Relative dating and radiometric dating are used to determine age of fossils and geologic features, but with different methods.

Relative dating uses observation of location within rock layers, while radiometric dating uses data from the decay of radioactive substances within an object.

Relative dating helps determine what came first and what followed, but doesn't help determine actual age.

Radiometric dating, or numeric dating, determines an actual or approximate age of an object by studying the rate of decay of radioactive isotopes, such as uranium, potassium, rubidium and carbon-14 within that object. This rate provides scientists with an accurate measurement system to determine age.

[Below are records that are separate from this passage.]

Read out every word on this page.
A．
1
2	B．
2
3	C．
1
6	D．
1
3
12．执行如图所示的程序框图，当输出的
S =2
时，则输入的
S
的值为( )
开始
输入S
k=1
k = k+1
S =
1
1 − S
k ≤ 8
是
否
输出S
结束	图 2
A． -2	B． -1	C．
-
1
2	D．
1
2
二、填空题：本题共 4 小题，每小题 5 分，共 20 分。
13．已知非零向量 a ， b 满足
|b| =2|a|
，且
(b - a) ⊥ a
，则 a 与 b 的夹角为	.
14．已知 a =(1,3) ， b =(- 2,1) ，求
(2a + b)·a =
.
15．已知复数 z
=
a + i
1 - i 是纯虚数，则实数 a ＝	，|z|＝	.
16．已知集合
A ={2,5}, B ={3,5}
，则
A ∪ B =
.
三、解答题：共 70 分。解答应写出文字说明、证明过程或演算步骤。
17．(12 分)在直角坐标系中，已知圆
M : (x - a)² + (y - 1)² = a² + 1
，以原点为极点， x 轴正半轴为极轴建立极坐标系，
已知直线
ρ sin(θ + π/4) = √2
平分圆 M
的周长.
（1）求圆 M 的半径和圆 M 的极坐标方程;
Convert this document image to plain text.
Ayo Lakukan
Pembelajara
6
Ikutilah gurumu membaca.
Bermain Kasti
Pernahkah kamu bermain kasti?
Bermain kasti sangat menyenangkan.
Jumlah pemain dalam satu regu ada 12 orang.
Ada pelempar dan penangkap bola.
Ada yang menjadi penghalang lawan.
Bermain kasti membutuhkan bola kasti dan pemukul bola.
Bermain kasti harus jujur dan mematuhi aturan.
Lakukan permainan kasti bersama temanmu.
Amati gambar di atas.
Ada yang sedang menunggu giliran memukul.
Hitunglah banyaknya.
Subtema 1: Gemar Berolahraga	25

Today there are two common practices for dating rocks and strata. Geologists use what they see and some simple strategies to relative date the rock layers found in the Grand Canyon.

The first is called absolute dating, where geologists use radioactive decay to determine the actual age of a rock. Let's say you are a geologist who is tasked with dating the rocks found in the Grand Canyon, and you must do so in the canyon without the aid of any laboratory equipment. Relative dating doesn't really give us an actual 'age,' but it does put things in sequential order.

Principle of fossil succession: This principle is very similar to that of superposition.

The only exception is instead of rock layers we're focusing on fossils.

You can't start with the top layer and add the ones under it since there would be nothing to build on.